There are two reasons why OAS is studying distributed algorithms
- To use the power of parallel and distributed machines to analyse the behaviour of large systems. State space exploration using a 2GByte machine can handle 30Mstates. State space exporation using a network of 100 of such machines can deal with state spaces of 3Gstate in a quite comparable time frame.
- Distributed algorithms are fine examples of stylized but very complex systems for which we can use our analysis techniques.
Our interest goes to all distributed algorithms, but the most intriguing are wait- and lock-free algorithms. These do not allow synchronization primitives such as semaphores and mutexes. Furthermore, they do not make any assumption on the relative speed of the processors, but require that each processor can finish its task (wait-free) or some processor can finish its task (lock-free) independently of the progress of other processes. In general it holds that wait and lock free algorithms are more reliable and offer a better performance, but are even harder to design correctly than ordinary parallel algorithms.

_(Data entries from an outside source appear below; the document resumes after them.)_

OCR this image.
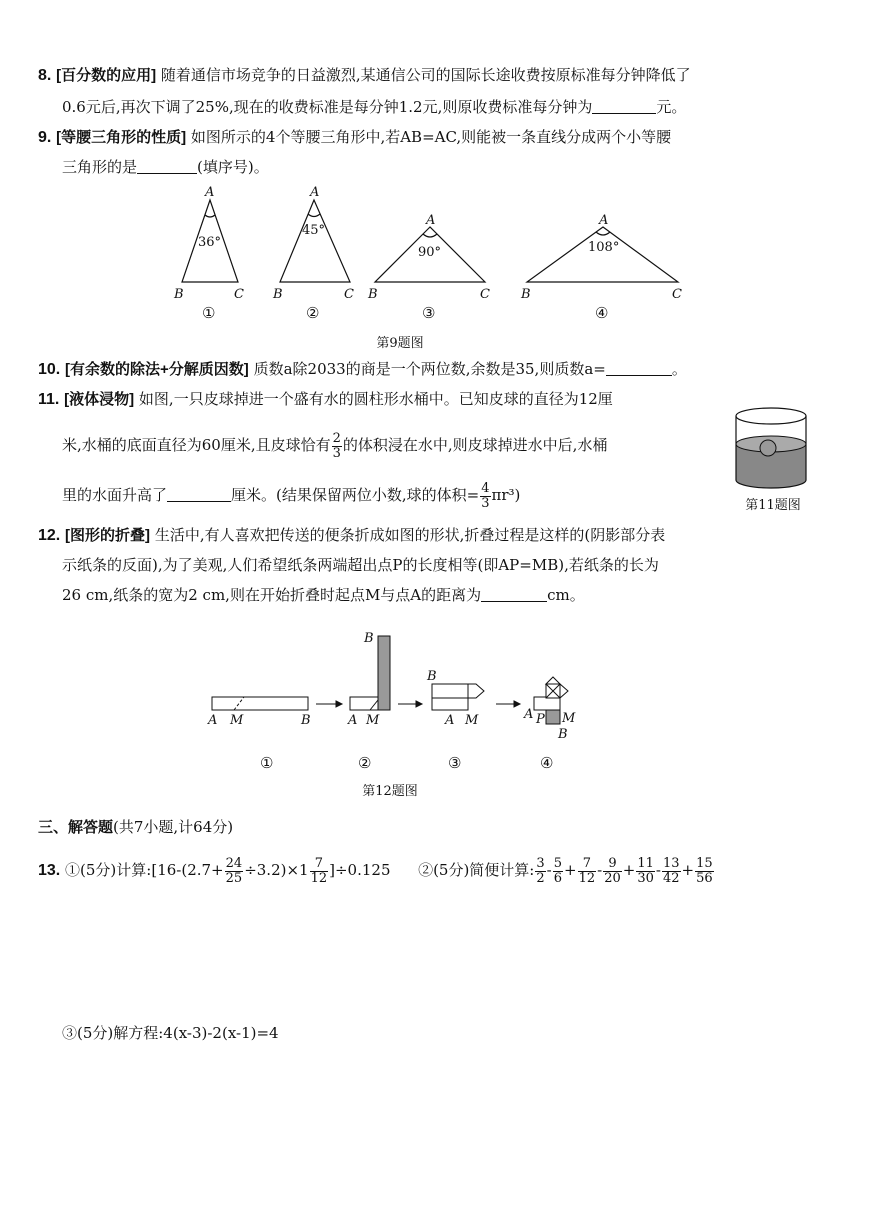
8. [百分数的应用] 随着通信市场竞争的日益激烈,某通信公司的国际长途收费按原标准每分钟降低了
0.6元后,再次下调了25%,现在的收费标准是每分钟1.2元,则原收费标准每分钟为	元。
9. [等腰三角形的性质] 如图所示的4个等腰三角形中,若AB=AC,则能被一条直线分成两个小等腰
三角形的是	(填序号)。
A
B	C
36°
A
B	C
45°
A
B	C
90°
A
B	C
108°
①	②	③	④
第9题图
10. [有余数的除法+分解质因数] 质数a除2033的商是一个两位数,余数是35,则质数a=	。
11. [液体浸物] 如图,一只皮球掉进一个盛有水的圆柱形水桶中。已知皮球的直径为12厘
米,水桶的底面直径为60厘米,且皮球恰有 $\frac{2}{3}$ 的体积浸在水中,则皮球掉进水中后,水桶
里的水面升高了	厘米。(结果保留两位小数,球的体积= $\frac{4}{3} \pi r^3$)
第11题图
12. [图形的折叠] 生活中,有人喜欢把传送的便条折成如图的形状,折叠过程是这样的(阴影部分表
示纸条的反面),为了美观,人们希望纸条两端超出点P的长度相等(即AP=MB),若纸条的长为
26 cm,纸条的宽为2 cm,则在开始折叠时起点M与点A的距离为	cm。
A M	B
B
A M
B
A M	A P M
B
①	②	③	④
第12题图
三、解答题(共7小题,计64分)
13. ①(5分)计算:[16-(2.7+ $\frac{24}{25} \div 3.2)\times 1 \frac{7}{12} ]\div 0.125$ ②(5分)简便计算: $\frac{3}{2} - \frac{5}{6} + \frac{7}{12} - \frac{9}{20} + \frac{11}{30} - \frac{13}{42} + \frac{15}{56}$
③(5分)解方程:4(x-3)-2(x-1)=4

An elementary and surprising problem for which intricate wait-free algorithms have been designed is the WRITE-ALL problem. Consider an array of n booleans that are initially set to 0. How can we use p processors to set the whole array to 1, without making any assumption on the relative speed of the processors. Processes can only declare the job done, if they are sure that the whole array is set to one, or in other words they must be sure that the jobs assigned to other processes have been executed.
There is a p + Ω(p log n) lowerbound on the total amount of work that must be done to set the array. Especially, if p=n the amount of work is at least Ω(n log n), which is more than the naively expected linear time to set the array. An interesting book about the write all problem is [KanShva97].

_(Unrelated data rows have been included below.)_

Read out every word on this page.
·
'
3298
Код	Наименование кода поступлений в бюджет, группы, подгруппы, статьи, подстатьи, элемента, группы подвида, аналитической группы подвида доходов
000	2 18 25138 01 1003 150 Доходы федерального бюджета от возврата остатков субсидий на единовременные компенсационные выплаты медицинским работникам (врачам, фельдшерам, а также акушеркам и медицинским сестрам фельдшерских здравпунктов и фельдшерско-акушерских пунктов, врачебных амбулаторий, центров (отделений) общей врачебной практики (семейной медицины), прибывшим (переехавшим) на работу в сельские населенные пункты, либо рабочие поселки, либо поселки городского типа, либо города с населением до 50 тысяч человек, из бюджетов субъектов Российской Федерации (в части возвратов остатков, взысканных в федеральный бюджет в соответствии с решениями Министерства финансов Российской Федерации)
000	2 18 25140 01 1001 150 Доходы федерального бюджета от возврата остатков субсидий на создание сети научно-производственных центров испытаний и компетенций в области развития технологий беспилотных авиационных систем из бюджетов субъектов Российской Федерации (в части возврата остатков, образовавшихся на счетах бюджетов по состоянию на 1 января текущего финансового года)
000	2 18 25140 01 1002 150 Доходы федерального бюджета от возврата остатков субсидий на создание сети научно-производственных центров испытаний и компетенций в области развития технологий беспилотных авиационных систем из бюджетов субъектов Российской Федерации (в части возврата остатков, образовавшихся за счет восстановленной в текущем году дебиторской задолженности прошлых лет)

Another interesting feature of wait- and lock-free algorithms is that special hardware instructions, such as test-and-set, compare-and-swap or load-locked/store-conditional are required. Such instructions have been made available on all modern processors. If only data can be written and read from memory simple algorithms cannot be made. A nice example is the consensus problem. Consider p processes that all contain a possibly different number. Besides this, the processes must be equal. The task of the processes is to reach consensus on a number that one of the processes contains. This means that after the algorithm terminates, all processes know this number, and know that all other processes know it. As said, without special instructions, such an algorithm cannot be constructed.

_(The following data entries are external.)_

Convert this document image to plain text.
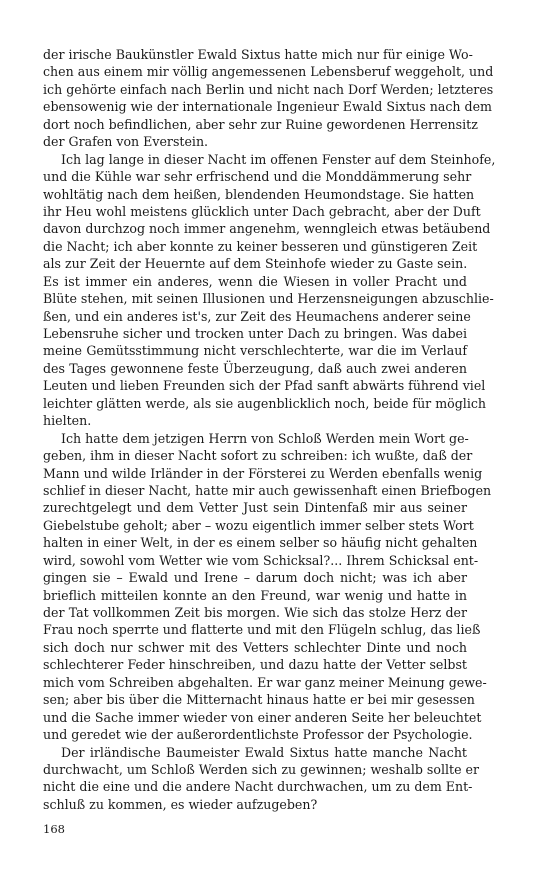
der irische Baukünstler Ewald Sixtus hatte mich nur für einige Wo-
chen aus einem mir völlig angemessenen Lebensberuf weggeholt, und
ich gehörte einfach nach Berlin und nicht nach Dorf Werden; letzteres
ebensowenig wie der internationale Ingenieur Ewald Sixtus nach dem
dort noch befindlichen, aber sehr zur Ruine gewordenen Herrensitz
der Grafen von Everstein.
Ich lag lange in dieser Nacht im offenen Fenster auf dem Steinhofe,
und die Kühle war sehr erfrischend und die Monddämmerung sehr
wohltätig nach dem heißen, blendenden Heumondstage. Sie hatten
ihr Heu wohl meistens glücklich unter Dach gebracht, aber der Duft
davon durchzog noch immer angenehm, wenngleich etwas betäubend
die Nacht; ich aber konnte zu keiner besseren und günstigeren Zeit
als zur Zeit der Heuernte auf dem Steinhofe wieder zu Gaste sein.
Es ist immer ein anderes, wenn die Wiesen in voller Pracht und
Blüte stehen, mit seinen Illusionen und Herzensneigungen abzuschlie-
ßen, und ein anderes ist's, zur Zeit des Heumachens anderer seine
Lebensruhe sicher und trocken unter Dach zu bringen. Was dabei
meine Gemütsstimmung nicht verschlechterte, war die im Verlauf
des Tages gewonnene feste Überzeugung, daß auch zwei anderen
Leuten und lieben Freunden sich der Pfad sanft abwärts führend viel
leichter glätten werde, als sie augenblicklich noch, beide für möglich
hielten.
Ich hatte dem jetzigen Herrn von Schloß Werden mein Wort ge-
geben, ihm in dieser Nacht sofort zu schreiben: ich wußte, daß der
Mann und wilde Irländer in der Försterei zu Werden ebenfalls wenig
schlief in dieser Nacht, hatte mir auch gewissenhaft einen Briefbogen
zurechtgelegt und dem Vetter Just sein Dintenfaß mir aus seiner
Giebelstube geholt; aber – wozu eigentlich immer selber stets Wort
halten in einer Welt, in der es einem selber so häufig nicht gehalten
wird, sowohl vom Wetter wie vom Schicksal?... Ihrem Schicksal ent-
gingen sie – Ewald und Irene – darum doch nicht; was ich aber
brieflich mitteilen konnte an den Freund, war wenig und hatte in
der Tat vollkommen Zeit bis morgen. Wie sich das stolze Herz der
Frau noch sperrte und flatterte und mit den Flügeln schlug, das ließ
sich doch nur schwer mit des Vetters schlechter Dinte und noch
schlechterer Feder hinschreiben, und dazu hatte der Vetter selbst
mich vom Schreiben abgehalten. Er war ganz meiner Meinung gewe-
sen; aber bis über die Mitternacht hinaus hatte er bei mir gesessen
und die Sache immer wieder von einer anderen Seite her beleuchtet
und geredet wie der außerordentlichste Professor der Psychologie.
Der irländische Baumeister Ewald Sixtus hatte manche Nacht
durchwacht, um Schloß Werden sich zu gewinnen; weshalb sollte er
nicht die eine und die andere Nacht durchwachen, um zu dem Ent-
schluß zu kommen, es wieder aufzugeben?
168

Wait- and lock-free algorithms that we have developed are for garbage collection [HesGro01], the WRITE-ALL problem [GrHeMaVe01], hashtables [GGH03]. Other interesting algorithms of the same nature are for the union-find problem [AnWo91], lock-free linked lists [Val95], and hashtables [ShSh03]. Of theoretical interest is a general construction to implement shared datastructures in general [Her93], but from a practical perspective this is not relevant.